German theologian and historian

Matthias Döring (in the 1390s – 24 July 1469) was a German Franciscan historian and theologian. He was born and died at Kyritz, Brandenburg.

==Life==
He joined the Friars Minor in his native place, studied at the University of Oxford, was graduated (1424) at Erfurt as doctor of theology, and for some years taught theology and Biblical exegesis. In 1427 he was elected provincial of his order for Saxony.

In the disputes between the Conventuals and Observantines he took an active part. In 1443 at Bern the Conventuals elected him minister-general. This position he held for six years, receiving approbation from the General Council of Basle. In this council he had been prominent since 1432 as a reformer, and an adherent of the supremacy of a general council over the pope.

He was sent by it to Denmark, to win over the king and the people, and assisted in the deposition (1439) of Pope Eugene IV and the election of the antipope Felix V. Excommunicated by the Archbishop of Magdeburg he appealed to Rome. In 1461 he resigned his office and spent the last years of his life in literary work at the convent of Kyritz.

==Works==
Döring was said to be the author of the Confutation primatus Papae, written (1443) anonymously and without title. Name and title were added when the article was edited in 1550 by Matthias Flacius Illyricus. It is in part an extract from the Defensor pacis of Marsilius of Padua (printed in Goldast, Monarchia, I, 557 sqq.).

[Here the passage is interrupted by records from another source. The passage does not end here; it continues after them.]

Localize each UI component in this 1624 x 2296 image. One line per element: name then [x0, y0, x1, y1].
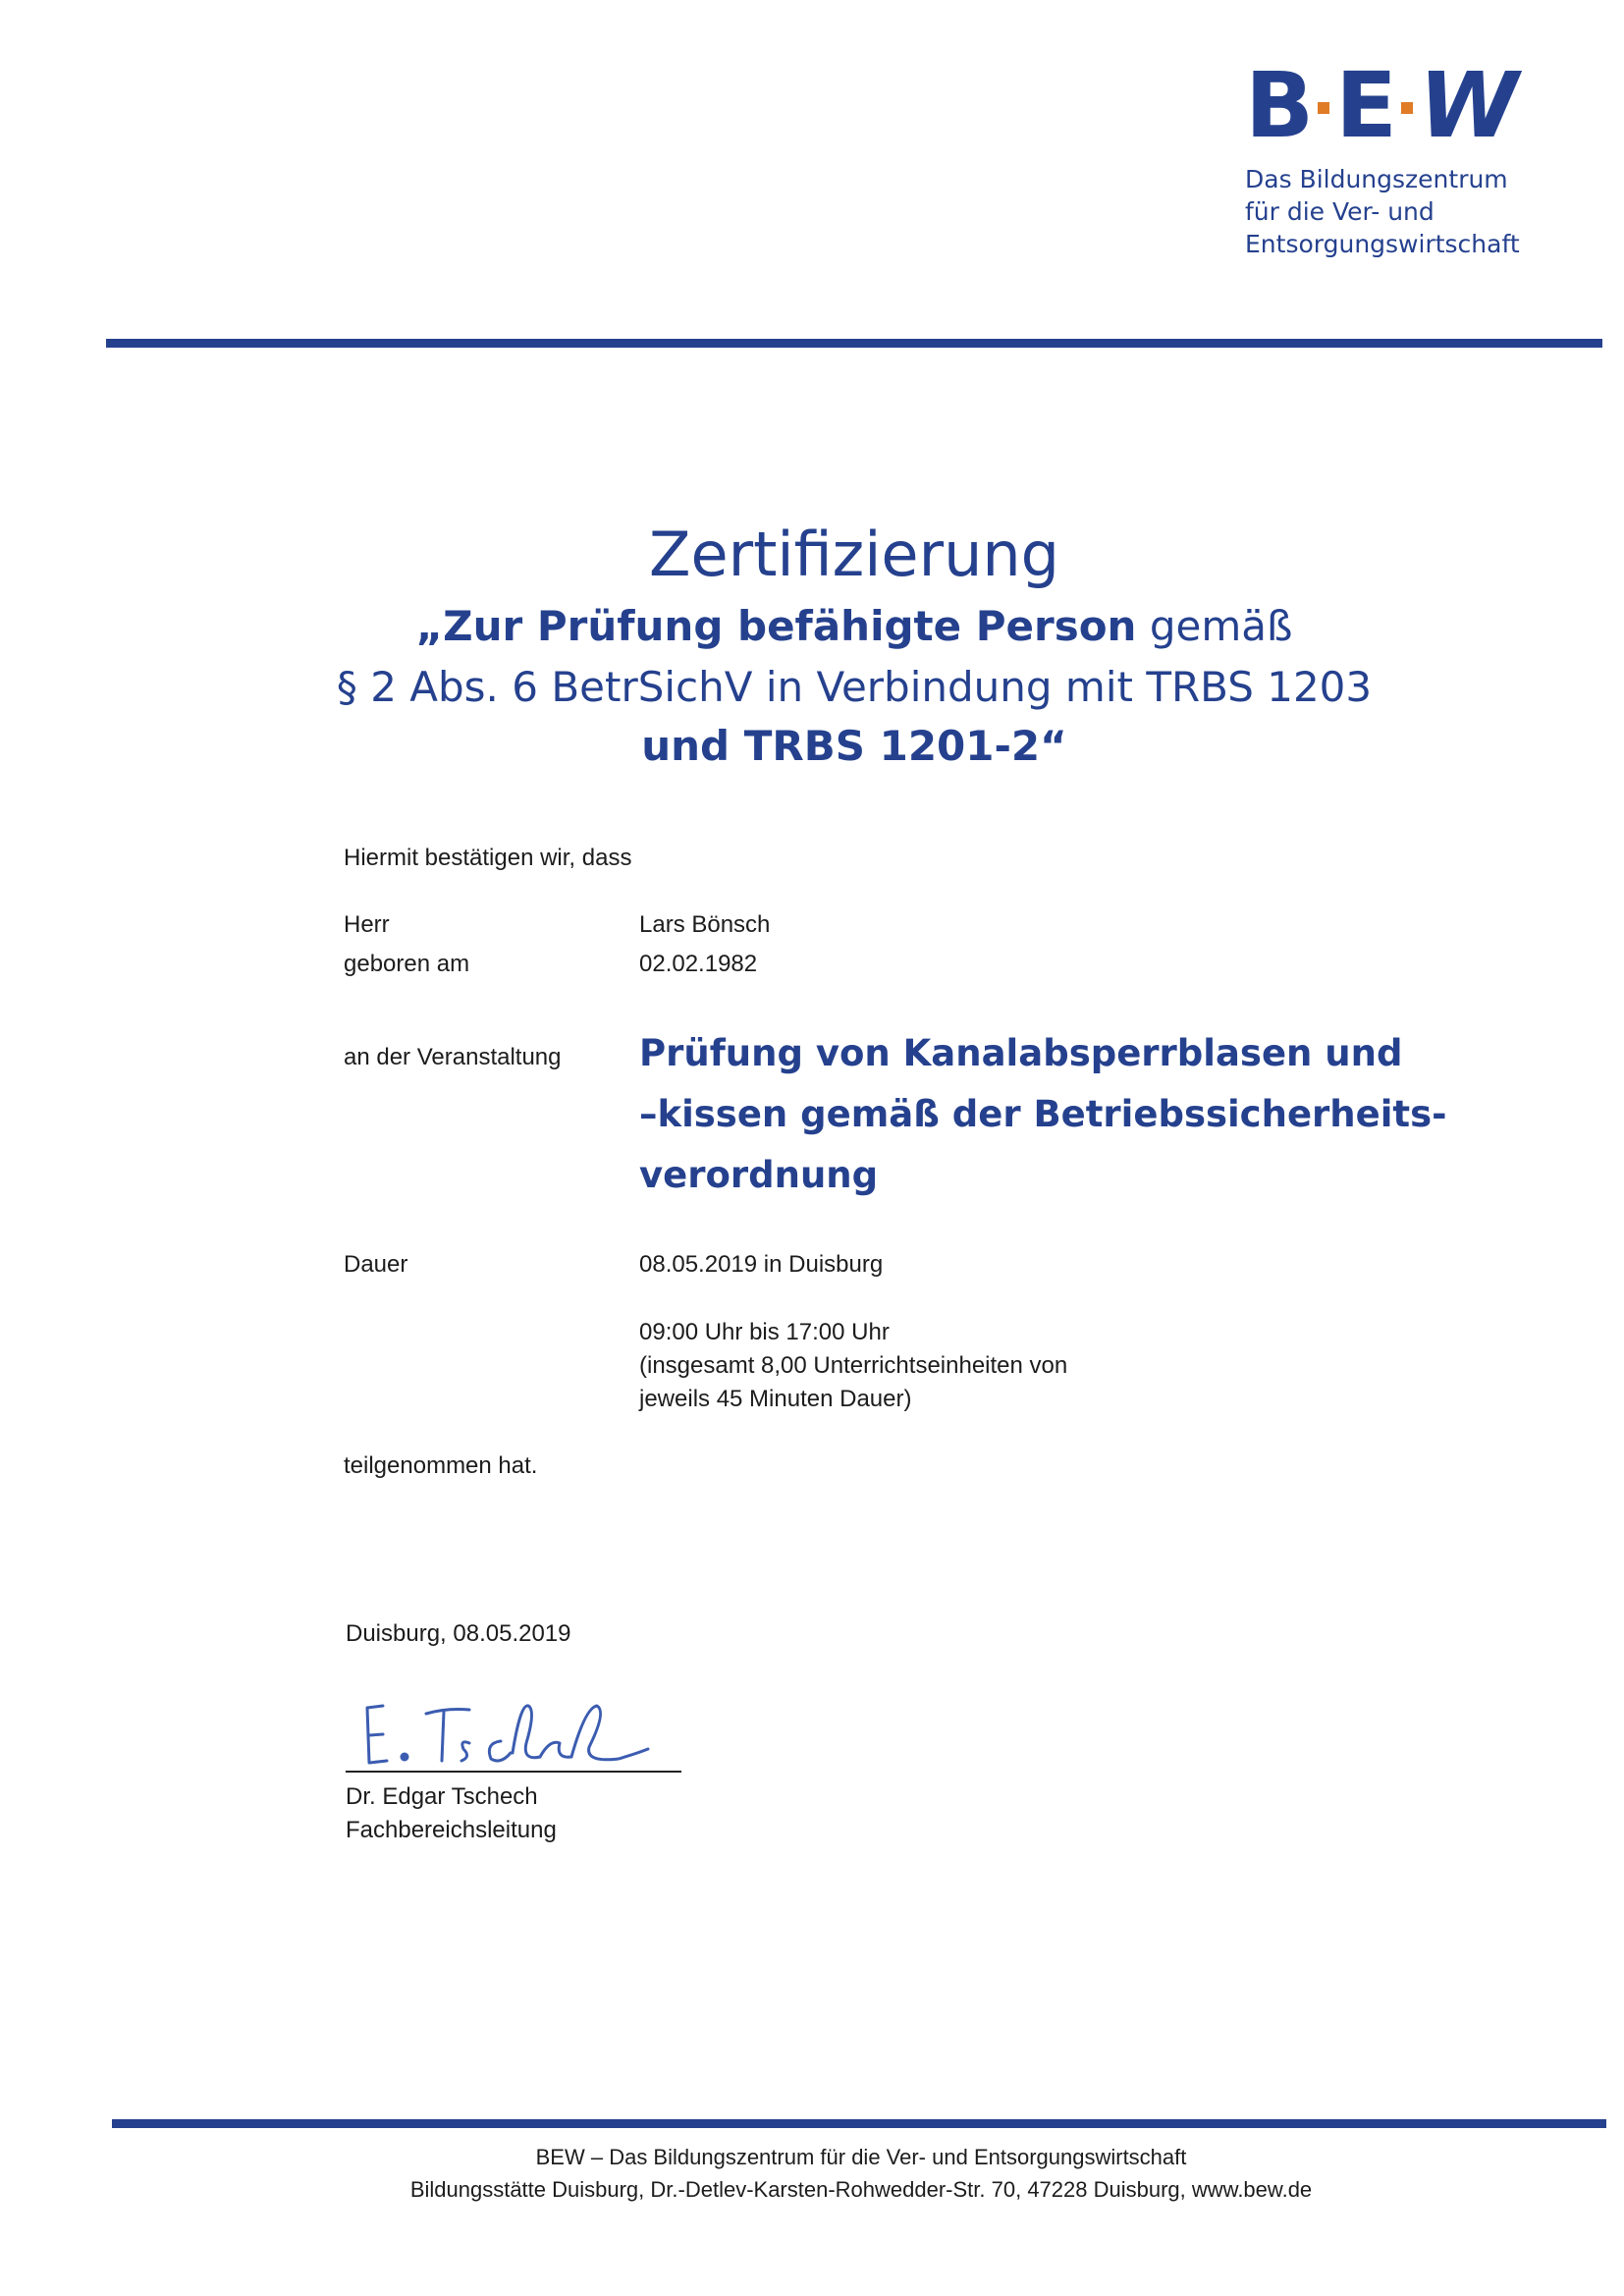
tagline-line: Das Bildungszentrum — [1245, 165, 1508, 193]
logo-dot — [1318, 102, 1329, 114]
footer-address: Bildungsstätte Duisburg, Dr.-Detlev-Karsten-Rohwedder-Str. 70, 47228 Duisburg, www.bew.de — [409, 2177, 1313, 2202]
participant-name: Lars Bönsch — [639, 911, 771, 938]
footer-organization: BEW – Das Bildungszentrum für die Ver- und Entsorgungswirtschaft — [535, 2145, 1187, 2169]
signature-line — [346, 1771, 681, 1773]
birth-date: 02.02.1982 — [639, 951, 758, 977]
footer-divider — [112, 2119, 1606, 2128]
participated-text: teilgenommen hat. — [344, 1452, 538, 1479]
logo-letter-b: B — [1245, 53, 1313, 158]
intro-text: Hiermit bestätigen wir, dass — [344, 845, 632, 871]
event-label: an der Veranstaltung — [344, 1044, 562, 1070]
certificate-subtitle-line2: § 2 Abs. 6 BetrSichV in Verbindung mit TRBS 1203 — [336, 663, 1373, 711]
duration-time: 09:00 Uhr bis 17:00 Uhr — [639, 1319, 890, 1345]
event-title-line: Prüfung von Kanalabsperrblasen und — [639, 1032, 1403, 1074]
subtitle-bold-part: „Zur Prüfung befähigte Person — [415, 602, 1137, 650]
handwritten-signature — [353, 1684, 658, 1773]
logo-letter-e: E — [1335, 53, 1395, 158]
event-title-line: –kissen gemäß der Betriebssicherheits- — [639, 1093, 1447, 1135]
tagline-line: für die Ver- und — [1245, 197, 1435, 226]
event-title — [639, 1023, 1446, 1206]
duration-detail-line: (insgesamt 8,00 Unterrichtseinheiten von — [639, 1352, 1068, 1379]
certificate-subtitle-line3: und TRBS 1201-2“ — [641, 722, 1067, 770]
signer-name: Dr. Edgar Tschech — [346, 1783, 538, 1810]
logo-dot — [1401, 102, 1413, 114]
birth-label: geboren am — [344, 951, 470, 977]
signer-role: Fachbereichsleitung — [346, 1817, 557, 1843]
duration-date: 08.05.2019 in Duisburg — [639, 1251, 884, 1278]
certificate-title: Zertifizierung — [648, 519, 1060, 590]
certificate-subtitle-line1 — [0, 597, 1624, 656]
duration-label: Dauer — [344, 1251, 408, 1278]
logo-letter-w: W — [1418, 53, 1517, 158]
bew-logo — [1245, 53, 1517, 158]
duration-detail-line: jeweils 45 Minuten Dauer) — [639, 1386, 912, 1412]
subtitle-regular-part: gemäß — [1136, 602, 1293, 650]
place-date: Duisburg, 08.05.2019 — [346, 1620, 571, 1647]
salutation-label: Herr — [344, 911, 390, 938]
logo-tagline — [1245, 163, 1520, 260]
event-title-line: verordnung — [639, 1154, 879, 1196]
header-divider — [106, 339, 1602, 348]
tagline-line: Entsorgungswirtschaft — [1245, 230, 1520, 258]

Other works attributed to Döring are Defensorium postillae Nicolai Lyrani, against the Spanish bishop, Paul of Burgos, since 1481 frequently printed with the Postillae; Liber perplexorum Ecclesiae (lost); continuation (1420 to 1464) of the Chronicle of Dietrich Engelhus. He also wrote on the Donation of Constantine and (1444) on the relics of the Precious Blood of Wilsnack.